I have had two or three forays into Norwich this week and have now, thankfully, worked out the route to and from. It is not difficult at all once you know where to go! Car parking is expensive and they all tend to be full by late morning. Consequently, I have timed my visits so that I go in after the rush hour but before the car parks are full. I am then able to return in time to watch Wimbledon. One has to get one’s priorities right!

Some very wonky Mediaeval buildings
Some very wonky Mediaeval buildings

Apart from shopping and getting a much needed haircut in a backroom, upstairs, out of the way salon where I was the only evident customer for a very talkative hairdresser of Moroccan origin, I also had dinner with Nick and Maddie, whom I met in Colombia last year. Maddie and I took an early evening walk first and then they cooked dinner for me at their house. It was lovely to catch up with them again.

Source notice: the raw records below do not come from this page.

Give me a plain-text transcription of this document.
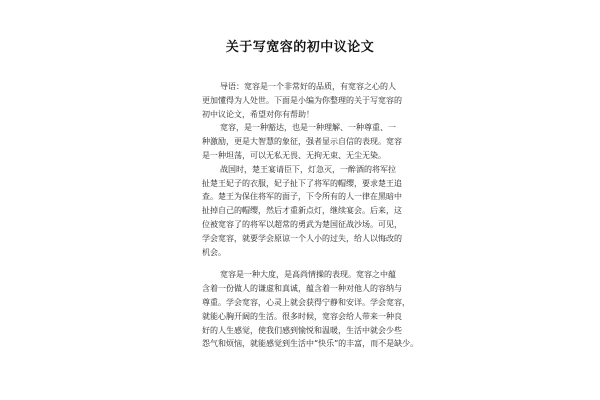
关于写宽容的初中议论文
导语：宽容是一个非常好的品质，有宽容之心的人
更加懂得为人处世。下面是小编为你整理的关于写宽容的
初中议论文，希望对你有帮助！
宽容，是一种豁达，也是一种理解、一种尊重、一
种激励，更是大智慧的象征，强者显示自信的表现。宽容
是一种坦荡，可以无私无畏、无拘无束、无尘无染。
战国时，楚王宴请臣下，灯急灭，一醉酒的将军拉
扯楚王妃子的衣服，妃子扯下了将军的帽缨，要求楚王追
查。楚王为保住将军的面子，下令所有的人一律在黑暗中
扯掉自己的帽缨，然后才重新点灯，继续宴会。后来，这
位被宽容了的将军以超常的勇武为楚国征战沙场。可见，
学会宽容，就要学会原谅一个人小的过失，给人以悔改的
机会。
宽容是一种大度，是高尚情操的表现。宽容之中蕴
含着一份做人的谦虚和真诚，蕴含着一种对他人的容纳与
尊重。学会宽容，心灵上就会获得宁静和安详。学会宽容，
就能心胸开阔的生活。很多时候，宽容会给人带来一种良
好的人生感觉，使我们感到愉悦和温暖，生活中就会少些
怨气和烦恼，就能感觉到生活中“快乐”的丰富，而不是缺少。
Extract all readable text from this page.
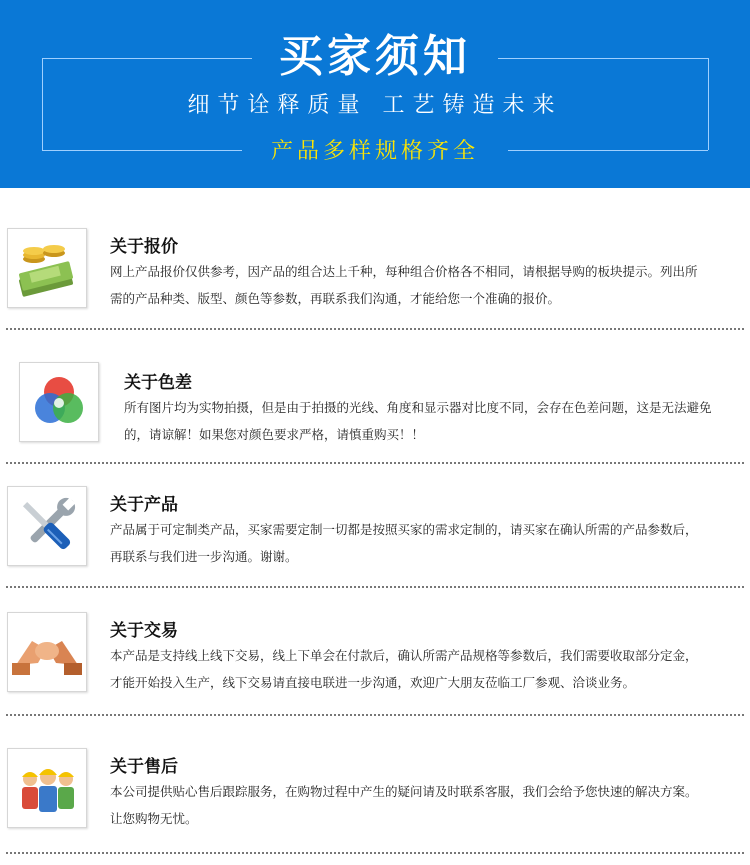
买家须知
细节诠释质量 工艺铸造未来
产品多样规格齐全
关于报价
网上产品报价仅供参考，因产品的组合达上千种，每种组合价格各不相同，请根据导购的板块提示。列出所
需的产品种类、版型、颜色等参数，再联系我们沟通，才能给您一个准确的报价。
关于色差
所有图片均为实物拍摄，但是由于拍摄的光线、角度和显示器对比度不同，会存在色差问题，这是无法避免
的，请谅解！如果您对颜色要求严格，请慎重购买！！
关于产品
产品属于可定制类产品，买家需要定制一切都是按照买家的需求定制的，请买家在确认所需的产品参数后，
再联系与我们进一步沟通。谢谢。
关于交易
本产品是支持线上线下交易，线上下单会在付款后，确认所需产品规格等参数后，我们需要收取部分定金，
才能开始投入生产，线下交易请直接电联进一步沟通，欢迎广大朋友莅临工厂参观、洽谈业务。
关于售后
本公司提供贴心售后跟踪服务，在购物过程中产生的疑问请及时联系客服，我们会给予您快速的解决方案。
让您购物无忧。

The mornings have been spent wandering aimlessly, trying to familiarise myself with this historic city. Whilst relatively compact and easily walkable, it is a labyrinth of small streets (one area of which is appropriately called The Lanes), pedestrian areas and road works.

Along the riverside walk
Along the riverside walk

There is a lovely riverside walk, not one, but two, Cathedrals, a Castle and an infinite number of Tudor and Victorian buildings. These are all jumbled up with the modern, the most dominant of these being The Forum, which houses a very smart library.


At present, there is also a Dragon Trail around the city, which means that 120 of these brightly decorated creatures pop up in all sorts of unexpected places. They have been sponsored by various local businesses and the concept is “designed to showcase the heritage, architecture and creativity in Norwich.” It certainly adds a lot of colour!

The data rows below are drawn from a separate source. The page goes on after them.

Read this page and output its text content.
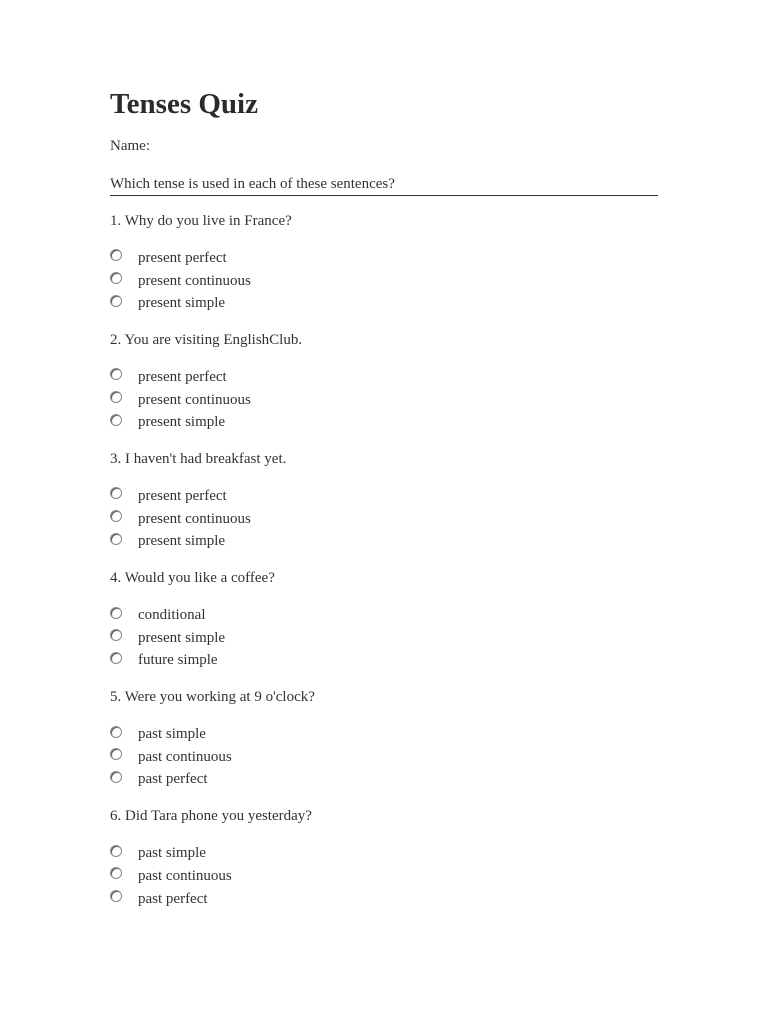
Tenses Quiz
Name:
Which tense is used in each of these sentences?
1. Why do you live in France?
present perfect
present continuous
present simple
2. You are visiting EnglishClub.
present perfect
present continuous
present simple
3. I haven't had breakfast yet.
present perfect
present continuous
present simple
4. Would you like a coffee?
conditional
present simple
future simple
5. Were you working at 9 o'clock?
past simple
past continuous
past perfect
6. Did Tara phone you yesterday?
past simple
past continuous
past perfect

On Thursday, I decided that as I needed a break from the city, I could miss one afternoon of Wimbledon, and took myself off to Wells-next-the-sea, which is about an hour’s drive. The enlightened lady in my phone, who occasionally deigns to work, issued directions along the way and took me along some interesting country lanes that I may not have found on my own.

On the way, I stopped at Fakenham, which, I had read, had a Thursday market that was worth visiting. I didn’t think it was particularly but maybe I wasn’t in the right frame of mind, having driven round for a while trying to find somewhere to park. This seems to be a perennial problem in England as I took even longer in Wells-next-the-sea to find a place. It is not something I could tolerate on a long term basis. It did, however, give my phone lady something to work on as this was not on her agenda so, in addition, to country lanes, I was also treated to one or two housing estates that I certainly wouldn’t have visited otherwise!

Waterfront at Wells-next-the-sea
Waterfront at Wells-next-the-sea
Walk along the stop bank
Walk along the stop bank

Wells-next-the-sea was beautiful. It has been a while since I have been to the beach (Peru not having too many nice ones, particularly in the south and especially not in the mountains!), and I had forgotten how much I love being by the sea. The small town itself was very busy and, as mentioned, the car parks were full but once parked, I enjoyed a long walk along the stop bank out to the sea. Or, should I say, the sand for, in true British seaside fashion, the sea itself was some distance away and that was with the tide in!

There appeared to be a number of school groups visiting as well as families with pre school children, obviously taking their holidays before the main rush. I walked all the way along the bathing area, passed all the beach huts, until I reached the actual sea. Here, I sat on the dunes for a while watching the many, many dogs being walked and listening to the waves. Very restful!

The drive back took about an hour through some fairly flat farmland. The sky was still blue and the sun warm. It was a most enjoyable day.